Avatar Secrets featured guest Dr. Sue Johnson observes that “it is hardly surprising that we have this enormous epidemic of anxiety and depression in western society when you really think about it should be the opposite, we are healthier, safer, we have more toys, we have more reasons to be happy with our lives than ever.”

There is a privacy paradox to our relationship with digital media and environments. We still haven’t quite figured out how to manage the ability to communicate with the need to protect our privacy.

Author Michael Fertik elaborates: “when we turn on our browser or turn on our phone, turn on our computer; turn on our laptop, it makes me uncomfortable. It makes me uncomfortable politically, ideologically, and also technically, ‘cuz there’s nothing about the technology of the Internet that inherently or necessarily requires that outcome.”

That was a big reason why Michael founded Reputation.com and authored the Reputation Economy, he wants to empower users to understand the relationship between their privacy, their reputation, and the opportunity to truly benefit from what digital environments have to offer.

Easier said than done of course. A lot of people struggle to keep up with Facebook’s privacy settings, let alone the broader moral question of whether to use social media and how.

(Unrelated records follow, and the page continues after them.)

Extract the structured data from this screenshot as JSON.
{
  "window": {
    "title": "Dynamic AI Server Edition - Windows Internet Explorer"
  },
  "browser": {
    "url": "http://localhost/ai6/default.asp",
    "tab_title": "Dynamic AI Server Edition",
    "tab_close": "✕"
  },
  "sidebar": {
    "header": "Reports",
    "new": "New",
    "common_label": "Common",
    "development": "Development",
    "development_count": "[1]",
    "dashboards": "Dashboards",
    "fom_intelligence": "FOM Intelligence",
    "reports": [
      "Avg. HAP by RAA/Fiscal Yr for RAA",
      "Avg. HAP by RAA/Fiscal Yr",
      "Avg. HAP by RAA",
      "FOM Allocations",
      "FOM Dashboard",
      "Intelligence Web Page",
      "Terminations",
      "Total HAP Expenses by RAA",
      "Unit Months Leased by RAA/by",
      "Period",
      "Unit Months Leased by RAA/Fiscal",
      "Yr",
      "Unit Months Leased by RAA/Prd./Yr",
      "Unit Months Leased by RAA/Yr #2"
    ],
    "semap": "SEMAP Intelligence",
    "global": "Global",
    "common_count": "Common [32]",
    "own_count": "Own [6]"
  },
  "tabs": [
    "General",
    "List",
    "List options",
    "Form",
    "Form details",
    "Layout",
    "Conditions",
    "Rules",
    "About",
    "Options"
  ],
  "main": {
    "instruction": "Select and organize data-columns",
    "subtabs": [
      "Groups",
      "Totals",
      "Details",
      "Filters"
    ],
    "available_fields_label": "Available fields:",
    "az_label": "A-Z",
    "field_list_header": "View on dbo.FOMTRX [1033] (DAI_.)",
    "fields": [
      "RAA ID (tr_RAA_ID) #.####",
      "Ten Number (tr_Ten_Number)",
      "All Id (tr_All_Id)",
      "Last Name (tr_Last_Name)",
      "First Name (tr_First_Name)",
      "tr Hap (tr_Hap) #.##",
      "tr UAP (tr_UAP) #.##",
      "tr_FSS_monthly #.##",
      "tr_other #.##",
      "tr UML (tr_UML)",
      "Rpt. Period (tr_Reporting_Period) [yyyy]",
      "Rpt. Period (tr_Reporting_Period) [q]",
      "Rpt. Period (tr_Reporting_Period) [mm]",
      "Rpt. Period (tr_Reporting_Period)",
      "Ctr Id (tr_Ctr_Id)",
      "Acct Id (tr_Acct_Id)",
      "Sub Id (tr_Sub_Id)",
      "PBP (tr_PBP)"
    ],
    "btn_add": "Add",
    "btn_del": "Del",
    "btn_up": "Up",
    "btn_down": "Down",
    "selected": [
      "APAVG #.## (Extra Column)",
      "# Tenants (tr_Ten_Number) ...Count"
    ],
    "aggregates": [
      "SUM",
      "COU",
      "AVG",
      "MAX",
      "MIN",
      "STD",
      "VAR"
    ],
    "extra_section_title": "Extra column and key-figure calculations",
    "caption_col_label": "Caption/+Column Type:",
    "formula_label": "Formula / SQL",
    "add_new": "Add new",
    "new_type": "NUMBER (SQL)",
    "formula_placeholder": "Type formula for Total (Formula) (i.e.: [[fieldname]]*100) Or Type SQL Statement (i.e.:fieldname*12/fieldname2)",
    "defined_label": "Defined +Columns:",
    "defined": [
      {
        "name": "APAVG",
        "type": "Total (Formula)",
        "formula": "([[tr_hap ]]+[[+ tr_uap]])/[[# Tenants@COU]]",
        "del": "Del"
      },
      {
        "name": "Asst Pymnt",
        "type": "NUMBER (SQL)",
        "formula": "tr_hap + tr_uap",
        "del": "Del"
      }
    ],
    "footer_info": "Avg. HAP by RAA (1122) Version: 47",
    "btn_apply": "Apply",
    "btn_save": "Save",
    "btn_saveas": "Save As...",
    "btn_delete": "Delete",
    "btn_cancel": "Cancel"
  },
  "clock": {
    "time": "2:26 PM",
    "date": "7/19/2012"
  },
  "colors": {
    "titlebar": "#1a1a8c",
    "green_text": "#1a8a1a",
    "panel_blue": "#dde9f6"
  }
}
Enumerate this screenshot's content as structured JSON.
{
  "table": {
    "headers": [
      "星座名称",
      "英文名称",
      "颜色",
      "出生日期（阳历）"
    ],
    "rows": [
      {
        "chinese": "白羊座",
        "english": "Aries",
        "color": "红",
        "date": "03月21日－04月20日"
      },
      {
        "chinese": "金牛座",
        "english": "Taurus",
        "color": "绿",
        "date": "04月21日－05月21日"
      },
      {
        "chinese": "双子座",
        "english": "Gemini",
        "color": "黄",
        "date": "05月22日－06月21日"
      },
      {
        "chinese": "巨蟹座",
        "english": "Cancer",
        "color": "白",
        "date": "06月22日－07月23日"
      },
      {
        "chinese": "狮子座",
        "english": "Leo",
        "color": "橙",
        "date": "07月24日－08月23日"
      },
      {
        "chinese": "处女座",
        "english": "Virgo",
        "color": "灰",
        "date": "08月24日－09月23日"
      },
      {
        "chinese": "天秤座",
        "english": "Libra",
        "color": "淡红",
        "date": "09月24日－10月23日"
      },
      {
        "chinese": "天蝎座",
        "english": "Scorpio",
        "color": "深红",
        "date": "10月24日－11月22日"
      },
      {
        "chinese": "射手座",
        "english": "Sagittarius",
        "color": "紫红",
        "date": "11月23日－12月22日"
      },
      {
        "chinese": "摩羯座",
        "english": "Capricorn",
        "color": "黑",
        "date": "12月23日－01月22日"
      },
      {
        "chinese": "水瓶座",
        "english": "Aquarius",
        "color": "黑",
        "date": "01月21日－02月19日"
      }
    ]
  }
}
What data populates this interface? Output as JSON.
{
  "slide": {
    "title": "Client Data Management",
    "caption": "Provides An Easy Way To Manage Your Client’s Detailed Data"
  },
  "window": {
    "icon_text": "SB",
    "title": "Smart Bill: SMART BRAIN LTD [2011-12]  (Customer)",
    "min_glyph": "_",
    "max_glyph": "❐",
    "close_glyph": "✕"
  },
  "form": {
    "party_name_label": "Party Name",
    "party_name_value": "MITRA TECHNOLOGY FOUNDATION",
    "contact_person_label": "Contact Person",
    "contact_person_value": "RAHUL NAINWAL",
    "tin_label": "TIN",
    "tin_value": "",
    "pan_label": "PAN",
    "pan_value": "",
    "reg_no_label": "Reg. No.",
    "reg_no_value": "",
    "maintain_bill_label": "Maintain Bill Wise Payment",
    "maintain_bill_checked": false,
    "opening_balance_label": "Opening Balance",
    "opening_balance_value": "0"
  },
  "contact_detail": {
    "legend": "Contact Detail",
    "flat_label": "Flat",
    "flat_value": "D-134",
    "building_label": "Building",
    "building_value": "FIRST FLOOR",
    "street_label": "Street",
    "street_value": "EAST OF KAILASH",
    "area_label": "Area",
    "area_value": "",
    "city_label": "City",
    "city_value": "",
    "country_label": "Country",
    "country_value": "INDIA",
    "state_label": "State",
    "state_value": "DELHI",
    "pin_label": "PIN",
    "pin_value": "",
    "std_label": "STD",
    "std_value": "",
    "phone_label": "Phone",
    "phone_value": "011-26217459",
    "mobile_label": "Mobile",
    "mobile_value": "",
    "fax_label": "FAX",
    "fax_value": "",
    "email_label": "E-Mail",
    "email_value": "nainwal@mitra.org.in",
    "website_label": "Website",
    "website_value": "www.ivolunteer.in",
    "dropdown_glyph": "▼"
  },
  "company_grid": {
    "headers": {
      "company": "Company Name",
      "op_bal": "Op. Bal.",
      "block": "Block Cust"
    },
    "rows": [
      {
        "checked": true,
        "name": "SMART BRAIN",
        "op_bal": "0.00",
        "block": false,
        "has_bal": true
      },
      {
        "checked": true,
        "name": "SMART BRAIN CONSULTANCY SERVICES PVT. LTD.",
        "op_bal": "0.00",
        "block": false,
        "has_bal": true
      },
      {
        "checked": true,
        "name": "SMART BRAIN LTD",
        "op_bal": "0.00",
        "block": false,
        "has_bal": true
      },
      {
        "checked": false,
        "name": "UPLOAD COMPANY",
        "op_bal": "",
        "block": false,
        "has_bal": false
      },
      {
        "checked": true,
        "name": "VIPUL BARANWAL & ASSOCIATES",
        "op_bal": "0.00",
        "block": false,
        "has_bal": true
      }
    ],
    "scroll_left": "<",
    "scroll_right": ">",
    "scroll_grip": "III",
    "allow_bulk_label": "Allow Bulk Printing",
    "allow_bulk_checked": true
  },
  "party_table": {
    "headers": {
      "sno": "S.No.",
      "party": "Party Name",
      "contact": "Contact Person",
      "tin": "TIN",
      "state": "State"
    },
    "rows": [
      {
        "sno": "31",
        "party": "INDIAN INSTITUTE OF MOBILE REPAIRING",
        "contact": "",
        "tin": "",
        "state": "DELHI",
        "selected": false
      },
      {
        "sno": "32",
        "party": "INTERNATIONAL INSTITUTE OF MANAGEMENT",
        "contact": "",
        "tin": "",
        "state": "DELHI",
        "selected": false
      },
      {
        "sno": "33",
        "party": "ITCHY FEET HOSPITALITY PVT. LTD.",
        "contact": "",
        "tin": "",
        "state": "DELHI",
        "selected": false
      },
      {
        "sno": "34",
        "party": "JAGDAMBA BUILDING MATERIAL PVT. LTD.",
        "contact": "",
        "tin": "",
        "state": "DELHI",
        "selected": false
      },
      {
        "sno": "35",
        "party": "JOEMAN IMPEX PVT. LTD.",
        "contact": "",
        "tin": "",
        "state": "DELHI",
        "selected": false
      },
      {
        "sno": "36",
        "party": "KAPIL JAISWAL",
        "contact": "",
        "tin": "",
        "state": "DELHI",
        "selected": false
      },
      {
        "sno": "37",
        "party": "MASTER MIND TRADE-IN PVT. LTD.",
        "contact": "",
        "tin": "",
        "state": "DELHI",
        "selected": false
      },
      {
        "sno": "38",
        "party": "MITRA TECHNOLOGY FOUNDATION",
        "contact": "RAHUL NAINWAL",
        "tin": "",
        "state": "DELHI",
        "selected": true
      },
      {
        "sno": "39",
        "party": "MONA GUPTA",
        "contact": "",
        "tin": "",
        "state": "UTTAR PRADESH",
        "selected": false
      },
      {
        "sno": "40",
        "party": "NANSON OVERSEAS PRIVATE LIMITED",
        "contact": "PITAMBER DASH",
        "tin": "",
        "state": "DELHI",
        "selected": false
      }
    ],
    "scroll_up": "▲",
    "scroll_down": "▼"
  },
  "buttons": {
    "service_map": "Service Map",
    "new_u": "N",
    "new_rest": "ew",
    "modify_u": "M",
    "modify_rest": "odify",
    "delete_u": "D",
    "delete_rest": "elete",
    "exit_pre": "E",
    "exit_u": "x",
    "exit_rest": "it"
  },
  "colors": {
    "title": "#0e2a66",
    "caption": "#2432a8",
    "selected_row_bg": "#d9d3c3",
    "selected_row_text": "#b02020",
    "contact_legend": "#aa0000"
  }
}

Another theme we’ve explored on Future Now is the concept of the filter bubble. In particular when applied to public policy, the danger is to assume that all views vocalized and present are the views held by the public. Yet what about those who abstain from social media? What about those who chose to manage their privacy and reputation by refusing to participate? How will their views be known? Should they be? Perhaps their silence speaks volumes.